By the time the Second National Development Plan (1970-1975) would take off, it was undergirded by the economic philosophy that placed the federal government at the commanding height of the economy within the then reigning paradigm of Keynesianism. This was already necessitated by the unitary framework that had been imposed on the Nigerian 1963 Constitution by the Ironsi administration. And then the immense revenue from oil left the federal government awash in petrodollar. Finally, the urgency of achieving national integration demands that the administrative machineries of government must be infused with a national dynamic that will lay the foundation of national unity. This instigated the need to expand the federal public service, without any similar thoughts given to its management and evaluation in terms of governance dynamics. In the final analysis, and under the sway of the principle of representativeness, the civil service bloated beyond any possibility of administrative efficiency. And it gradually began to lose the capacity for internal critical assessment.

It became inevitable, under the rush for recruitment not matched by diligent due process in human resource management, that the first dynamic to diminish is the internal establishment control mechanism that was one of the colonial administrative legacies that made the public service a fundamental inheritance for the nascent Nigerian state. This internal administrative mechanism was built around the control tool nexus of organization and method (O&M) and the treasury control of establishment that benchmark the ratio of capital and recurrent budget. The core elements of this controls were the manpower forecasting and planning system of identifying, planning and acting upon human resource requirements and problems related to the conceptualization of the role of the state in the running of the national economy, as well as the trend analysis of service’s growth in size and expansion of the scope of responsibilities.

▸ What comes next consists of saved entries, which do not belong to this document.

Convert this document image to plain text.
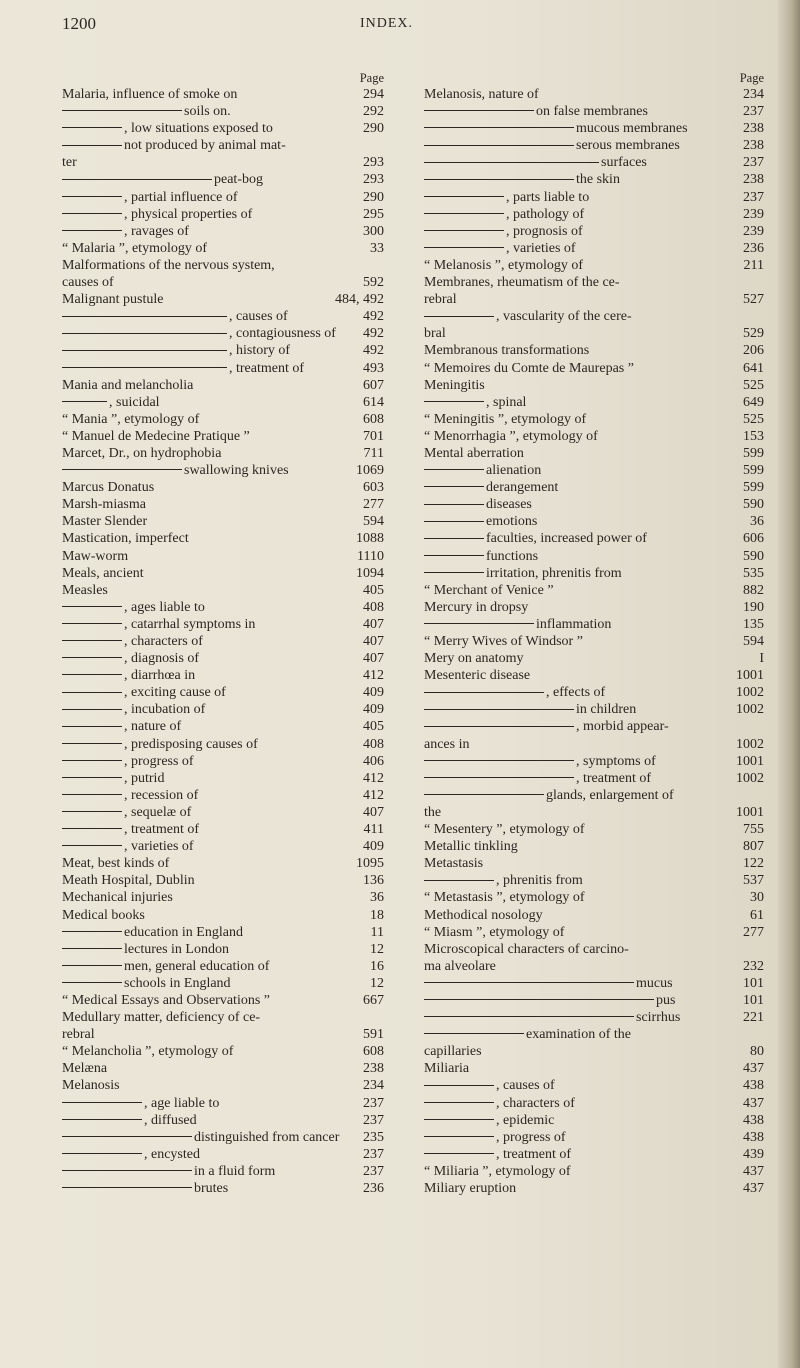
1200	INDEX.
Page
Malaria, influence of smoke on	294
soils on.	292
, low situations exposed to	290
not produced by animal mat-
ter	293
peat-bog	293
, partial influence of	290
, physical properties of	295
, ravages of	300
“ Malaria ”, etymology of	33
Malformations of the nervous system,
causes of	592
Malignant pustule	484, 492
, causes of	492
, contagiousness of 492
, history of	492
, treatment of	493
Mania and melancholia	607
, suicidal	614
“ Mania ”, etymology of	608
“ Manuel de Medecine Pratique ”	701
Marcet, Dr., on hydrophobia	711
swallowing knives	1069
Marcus Donatus	603
Marsh-miasma	277
Master Slender	594
Mastication, imperfect	1088
Maw-worm	1110
Meals, ancient	1094
Measles	405
, ages liable to	408
, catarrhal symptoms in	407
, characters of	407
, diagnosis of	407
, diarrhœa in	412
, exciting cause of	409
, incubation of	409
, nature of	405
, predisposing causes of	408
, progress of	406
, putrid	412
, recession of	412
, sequelæ of	407
, treatment of	411
, varieties of	409
Meat, best kinds of	1095
Meath Hospital, Dublin	136
Mechanical injuries	36
Medical books	18
education in England	11
lectures in London	12
men, general education of	16
schools in England	12
“ Medical Essays and Observations ”	667
Medullary matter, deficiency of ce-
rebral	591
“ Melancholia ”, etymology of	608
Melæna	238
Melanosis	234
, age liable to	237
, diffused	237
distinguished from cancer 235
, encysted	237
in a fluid form	237
brutes	236
Page
Melanosis, nature of	234
on false membranes	237
mucous membranes	238
serous membranes	238
surfaces	237
the skin	238
, parts liable to	237
, pathology of	239
, prognosis of	239
, varieties of	236
“ Melanosis ”, etymology of	211
Membranes, rheumatism of the ce-
rebral	527
, vascularity of the cere-
bral	529
Membranous transformations	206
“ Memoires du Comte de Maurepas ”	641
Meningitis	525
, spinal	649
“ Meningitis ”, etymology of	525
“ Menorrhagia ”, etymology of	153
Mental aberration	599
alienation	599
derangement	599
diseases	590
emotions	36
faculties, increased power of	606
functions	590
irritation, phrenitis from	535
“ Merchant of Venice ”	882
Mercury in dropsy	190
inflammation	135
“ Merry Wives of Windsor ”	594
Mery on anatomy	I
Mesenteric disease	1001
, effects of	1002
in children	1002
, morbid appear-
ances in	1002
, symptoms of	1001
, treatment of	1002
glands, enlargement of
the	1001
“ Mesentery ”, etymology of	755
Metallic tinkling	807
Metastasis	122
, phrenitis from	537
“ Metastasis ”, etymology of	30
Methodical nosology	61
“ Miasm ”, etymology of	277
Microscopical characters of carcino-
ma alveolare	232
mucus	101
pus	101
scirrhus	221
examination of the
capillaries	80
Miliaria	437
, causes of	438
, characters of	437
, epidemic	438
, progress of	438
, treatment of	439
“ Miliaria ”, etymology of	437
Miliary eruption	437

Once the internal administrative mechanism became vitiated, the domino effect of administrative decline became inevitable. And so many administrative functions and processes became irretrievably routine that systematically broke down the internal mechanism of efficiency. These include: the systematic planning for short and long-term needs; forecasting of retirement; attrition rates; anticipated vacancies founded on periodic functional reviews (to determine changes in tasks as a result of government’s new policy targets and programme emphases); structural changes and quantum of workload incidental; basic restructuring due to privatization of government concerns; outsourcing (monetization policy as for example); periodic personnel and process audits; review of the scheme of service; abolition of vacant posts; control of the creation of new post, units, departments and agencies; accounting for voluntary retirements, retrenchments, and staff reduction due to process reengineering; automation and system changes; etc.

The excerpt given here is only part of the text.